Nelle biblioteche ben assortite viene dedicato molto lavoro a disporre il patrimonio librario in modo tale da favorirne la consultazione. L’ordine nella collocazione dei libri è a sua volta il risultato di una vera e propria competenza scientifica, “la scienza bibliotecaria”.
Anche l’organizzazione relativa alle pubblicazioni scientifiche mediante collane e riviste segue il modello di una rigorosa selezione e suddivisione sulla base della competenza disciplinare. È questa strutturazione degli argomenti ad andare persa nel web. I collegamenti seguono essenzialmente la distribuzione statistica del comportamento dell’utente e riproducono in tal modo catene associative la cui pertinenza sistematica è piuttosto insignificante.
I motori di ricerca, che non rivelano i loro algoritmi, contribuiscono a rendere la situazione ancora meno chiara nella misura in cui perseguono interessi commerciali. Sul web vengono a mancare numerose funzioni di filtraggio assicurate dai gatekeepers: figure come i bibliotecari, lettori nelle case editrici, recensori nelle riviste, redattori in quotidiani e televisioni.

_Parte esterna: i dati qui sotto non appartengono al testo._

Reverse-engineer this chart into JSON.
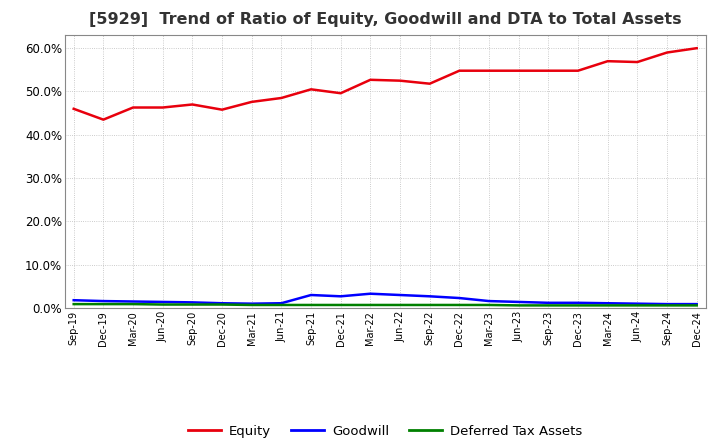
{
  "title": "[5929]  Trend of Ratio of Equity, Goodwill and DTA to Total Assets",
  "x_labels": [
    "Sep-19",
    "Dec-19",
    "Mar-20",
    "Jun-20",
    "Sep-20",
    "Dec-20",
    "Mar-21",
    "Jun-21",
    "Sep-21",
    "Dec-21",
    "Mar-22",
    "Jun-22",
    "Sep-22",
    "Dec-22",
    "Mar-23",
    "Jun-23",
    "Sep-23",
    "Dec-23",
    "Mar-24",
    "Jun-24",
    "Sep-24",
    "Dec-24"
  ],
  "equity": [
    0.46,
    0.435,
    0.463,
    0.463,
    0.47,
    0.458,
    0.476,
    0.485,
    0.505,
    0.496,
    0.527,
    0.525,
    0.518,
    0.548,
    0.548,
    0.548,
    0.548,
    0.548,
    0.57,
    0.568,
    0.59,
    0.6
  ],
  "goodwill": [
    0.018,
    0.016,
    0.015,
    0.014,
    0.013,
    0.011,
    0.01,
    0.011,
    0.03,
    0.027,
    0.033,
    0.03,
    0.027,
    0.023,
    0.016,
    0.014,
    0.012,
    0.012,
    0.011,
    0.01,
    0.009,
    0.009
  ],
  "dta": [
    0.009,
    0.009,
    0.009,
    0.008,
    0.008,
    0.008,
    0.007,
    0.007,
    0.007,
    0.007,
    0.007,
    0.007,
    0.007,
    0.007,
    0.007,
    0.006,
    0.006,
    0.006,
    0.006,
    0.006,
    0.006,
    0.006
  ],
  "equity_color": "#e8000d",
  "goodwill_color": "#0000ff",
  "dta_color": "#008000",
  "ylim": [
    0.0,
    0.63
  ],
  "yticks": [
    0.0,
    0.1,
    0.2,
    0.3,
    0.4,
    0.5,
    0.6
  ],
  "background_color": "#ffffff",
  "grid_color": "#bbbbbb",
  "title_fontsize": 11.5,
  "legend_labels": [
    "Equity",
    "Goodwill",
    "Deferred Tax Assets"
  ]
}
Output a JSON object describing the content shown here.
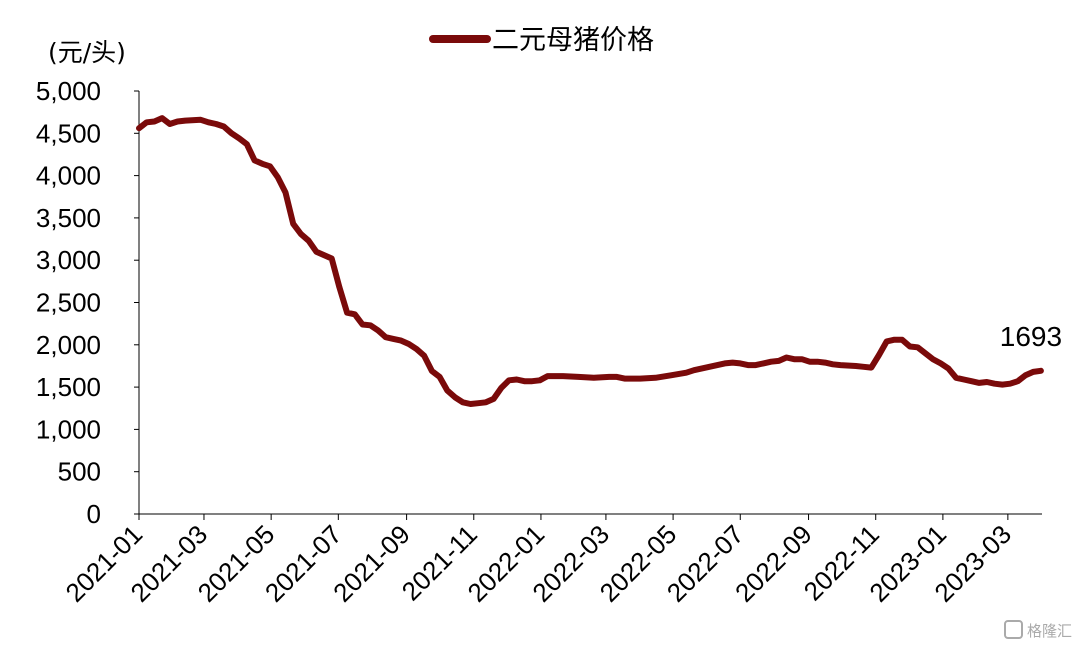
{
  "chart_data": {
    "type": "line",
    "unit_label": "(元/头)",
    "ylim": [
      0,
      5000
    ],
    "y_ticks": [
      {
        "value": 0,
        "label": "0"
      },
      {
        "value": 500,
        "label": "500"
      },
      {
        "value": 1000,
        "label": "1,000"
      },
      {
        "value": 1500,
        "label": "1,500"
      },
      {
        "value": 2000,
        "label": "2,000"
      },
      {
        "value": 2500,
        "label": "2,500"
      },
      {
        "value": 3000,
        "label": "3,000"
      },
      {
        "value": 3500,
        "label": "3,500"
      },
      {
        "value": 4000,
        "label": "4,000"
      },
      {
        "value": 4500,
        "label": "4,500"
      },
      {
        "value": 5000,
        "label": "5,000"
      }
    ],
    "x_ticks": [
      "2021-01",
      "2021-03",
      "2021-05",
      "2021-07",
      "2021-09",
      "2021-11",
      "2022-01",
      "2022-03",
      "2022-05",
      "2022-07",
      "2022-09",
      "2022-11",
      "2023-01",
      "2023-03"
    ],
    "legend_position": "top-center",
    "grid": false,
    "series": [
      {
        "name": "二元母猪价格",
        "color": "#7a0a0a",
        "points": [
          [
            "2021-01-01",
            4560
          ],
          [
            "2021-01-08",
            4630
          ],
          [
            "2021-01-15",
            4640
          ],
          [
            "2021-01-22",
            4680
          ],
          [
            "2021-01-29",
            4610
          ],
          [
            "2021-02-05",
            4640
          ],
          [
            "2021-02-12",
            4650
          ],
          [
            "2021-02-26",
            4660
          ],
          [
            "2021-03-05",
            4630
          ],
          [
            "2021-03-12",
            4610
          ],
          [
            "2021-03-19",
            4580
          ],
          [
            "2021-03-26",
            4500
          ],
          [
            "2021-04-02",
            4440
          ],
          [
            "2021-04-09",
            4370
          ],
          [
            "2021-04-16",
            4180
          ],
          [
            "2021-04-23",
            4140
          ],
          [
            "2021-04-30",
            4110
          ],
          [
            "2021-05-07",
            3980
          ],
          [
            "2021-05-14",
            3800
          ],
          [
            "2021-05-21",
            3430
          ],
          [
            "2021-05-28",
            3310
          ],
          [
            "2021-06-04",
            3230
          ],
          [
            "2021-06-11",
            3100
          ],
          [
            "2021-06-18",
            3060
          ],
          [
            "2021-06-25",
            3020
          ],
          [
            "2021-07-02",
            2680
          ],
          [
            "2021-07-09",
            2380
          ],
          [
            "2021-07-16",
            2360
          ],
          [
            "2021-07-23",
            2240
          ],
          [
            "2021-07-30",
            2230
          ],
          [
            "2021-08-06",
            2170
          ],
          [
            "2021-08-13",
            2090
          ],
          [
            "2021-08-20",
            2070
          ],
          [
            "2021-08-27",
            2050
          ],
          [
            "2021-09-03",
            2010
          ],
          [
            "2021-09-10",
            1950
          ],
          [
            "2021-09-17",
            1870
          ],
          [
            "2021-09-24",
            1690
          ],
          [
            "2021-10-01",
            1620
          ],
          [
            "2021-10-08",
            1460
          ],
          [
            "2021-10-15",
            1380
          ],
          [
            "2021-10-22",
            1320
          ],
          [
            "2021-10-29",
            1300
          ],
          [
            "2021-11-05",
            1310
          ],
          [
            "2021-11-12",
            1320
          ],
          [
            "2021-11-19",
            1360
          ],
          [
            "2021-11-26",
            1490
          ],
          [
            "2021-12-03",
            1580
          ],
          [
            "2021-12-10",
            1590
          ],
          [
            "2021-12-17",
            1570
          ],
          [
            "2021-12-24",
            1570
          ],
          [
            "2021-12-31",
            1580
          ],
          [
            "2022-01-07",
            1630
          ],
          [
            "2022-01-21",
            1630
          ],
          [
            "2022-02-04",
            1620
          ],
          [
            "2022-02-18",
            1610
          ],
          [
            "2022-03-04",
            1620
          ],
          [
            "2022-03-11",
            1620
          ],
          [
            "2022-03-18",
            1600
          ],
          [
            "2022-04-01",
            1600
          ],
          [
            "2022-04-15",
            1610
          ],
          [
            "2022-04-29",
            1640
          ],
          [
            "2022-05-13",
            1670
          ],
          [
            "2022-05-20",
            1700
          ],
          [
            "2022-06-03",
            1740
          ],
          [
            "2022-06-17",
            1780
          ],
          [
            "2022-06-24",
            1790
          ],
          [
            "2022-07-01",
            1780
          ],
          [
            "2022-07-08",
            1760
          ],
          [
            "2022-07-15",
            1760
          ],
          [
            "2022-07-22",
            1780
          ],
          [
            "2022-07-29",
            1800
          ],
          [
            "2022-08-05",
            1810
          ],
          [
            "2022-08-12",
            1850
          ],
          [
            "2022-08-19",
            1830
          ],
          [
            "2022-08-26",
            1830
          ],
          [
            "2022-09-02",
            1800
          ],
          [
            "2022-09-09",
            1800
          ],
          [
            "2022-09-16",
            1790
          ],
          [
            "2022-09-23",
            1770
          ],
          [
            "2022-09-30",
            1760
          ],
          [
            "2022-10-14",
            1750
          ],
          [
            "2022-10-21",
            1740
          ],
          [
            "2022-10-28",
            1730
          ],
          [
            "2022-11-04",
            1880
          ],
          [
            "2022-11-11",
            2040
          ],
          [
            "2022-11-18",
            2060
          ],
          [
            "2022-11-25",
            2060
          ],
          [
            "2022-12-02",
            1980
          ],
          [
            "2022-12-09",
            1970
          ],
          [
            "2022-12-16",
            1900
          ],
          [
            "2022-12-23",
            1830
          ],
          [
            "2022-12-30",
            1780
          ],
          [
            "2023-01-06",
            1720
          ],
          [
            "2023-01-13",
            1610
          ],
          [
            "2023-01-20",
            1590
          ],
          [
            "2023-01-27",
            1570
          ],
          [
            "2023-02-03",
            1550
          ],
          [
            "2023-02-10",
            1560
          ],
          [
            "2023-02-17",
            1540
          ],
          [
            "2023-02-24",
            1530
          ],
          [
            "2023-03-03",
            1540
          ],
          [
            "2023-03-10",
            1570
          ],
          [
            "2023-03-17",
            1640
          ],
          [
            "2023-03-24",
            1680
          ],
          [
            "2023-03-31",
            1693
          ]
        ]
      }
    ],
    "annotations": [
      {
        "text": "1693",
        "at": "last-point"
      }
    ]
  },
  "watermark": {
    "text": "格隆汇"
  }
}
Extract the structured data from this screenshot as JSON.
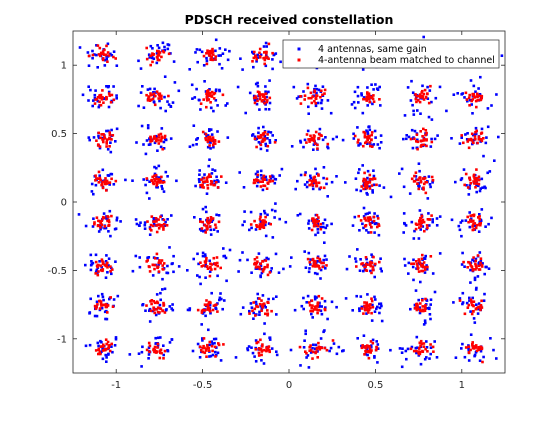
{
  "chart_data": {
    "type": "scatter",
    "title": "PDSCH received constellation",
    "xlabel": "",
    "ylabel": "",
    "xlim": [
      -1.25,
      1.25
    ],
    "ylim": [
      -1.25,
      1.25
    ],
    "x_ticks": [
      -1,
      -0.5,
      0,
      0.5,
      1
    ],
    "y_ticks": [
      -1,
      -0.5,
      0,
      0.5,
      1
    ],
    "x_tick_labels": [
      "-1",
      "-0.5",
      "0",
      "0.5",
      "1"
    ],
    "y_tick_labels": [
      "-1",
      "-0.5",
      "0",
      "0.5",
      "1"
    ],
    "grid": false,
    "legend_position": "top-right",
    "constellation_levels": [
      -1.0738,
      -0.767,
      -0.4602,
      -0.1534,
      0.1534,
      0.4602,
      0.767,
      1.0738
    ],
    "series": [
      {
        "name": "4 antennas, same gain",
        "color": "#0000ff",
        "marker": "point",
        "spread_std": 0.055,
        "points_per_symbol": 24
      },
      {
        "name": "4-antenna beam matched to channel",
        "color": "#ff0000",
        "marker": "point",
        "spread_std": 0.028,
        "points_per_symbol": 24
      }
    ]
  }
}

Ciò significa che viene richiesta sempre più a ogni singolo utente della rete una capacità di giudizio da esercitare in proprio. La semplice fornitura di dati non sostituisce la capacità di valutare gli stessi, né di saper vagliare se siano affidabili o su quali argomenti si basino.
Il world wide web ci mette a confronto con una vasta molteplicità di interpretazioni, tesi, teorie e ideologie: diventa sempre più difficile farsi un’opinione. Gli esseri umani che tendono a seguire credenze presentate in modo suggestivo, o che eludono fatti scomodi rifugiandosi dietro schermature illusorie, sono destinati a perdere rapidamente l’orientamento nel nuovo universo digitale. Essi si rinchiudono in bolle all’interno dei social media, oppure si fanno trascinare da flussi di dati, i famosi big data, senza approcciarsi – talvolta neanche minimamente – in modo critico.
“Big data” ed “informazione” non sono sinonimi. Il concetto di big data si riferisce al fatto che oggi disponiamo di un’enorme quantità di dati in molti campi, e siccome sono così tanti e continuamente aggiornati, possono rivelarsi utilissimi come possono creare mera confusione. Ed è per questo che è diventato importante saperli studiare ed analizzare. Mentre informazione è un concetto ben diverso e si colloca a valle di quello dei big data: analizzando questa grande mole di dati, estrarne conoscenza.
Ad esempio, dati, vuole dire quante persone in questo momento mostrano sintomi come febbre, brividi e tosse. Informazione è conoscere, comprendere e valutare se è in corso un’epidemia.
A ben vedere, non viviamo in una società del sapere (informazione), bensì in una società dei dati, o meglio, in un’economia dei dati. La disponibilità di dati abbinata agli algoritmi di intelligenza artificiale che descrivono il modo di comportarsi degli individui (la propensione all’acquisto per esempio), è diventata un modello di successo per fare affari che fanno prosperare i giganti di internet.
Questa società dei big data, la cui massima fioritura giungerà probabilmente con l’espansione del settore delle telecomunicazioni attraverso il 5G, il settore lavorativo con lo smartworking ed il settore del trasporto a la guida autonoma, non è quindi una società della conoscenza, perché la conoscenza consiste in credenze vere e fondate. La conoscenza richiede capacità di giudizio e di analisi. La conoscenza implica capacità di attribuire valore, classificare e interpretare i dati.
La grande sfida che ha di fronte a sé il sistema formativo nell’epoca del digitale è quella di riuscire a trasformare la tendenza attuale all’economia dei dati nello sviluppo di una società del sapere. Riproporre dunque un modello educativo che metta al centro la capacità di comprensione e di giudizio dei dati, nonché il loro “ordine di collocazione” analogo a quello dei libri nel sistema bibliotecario.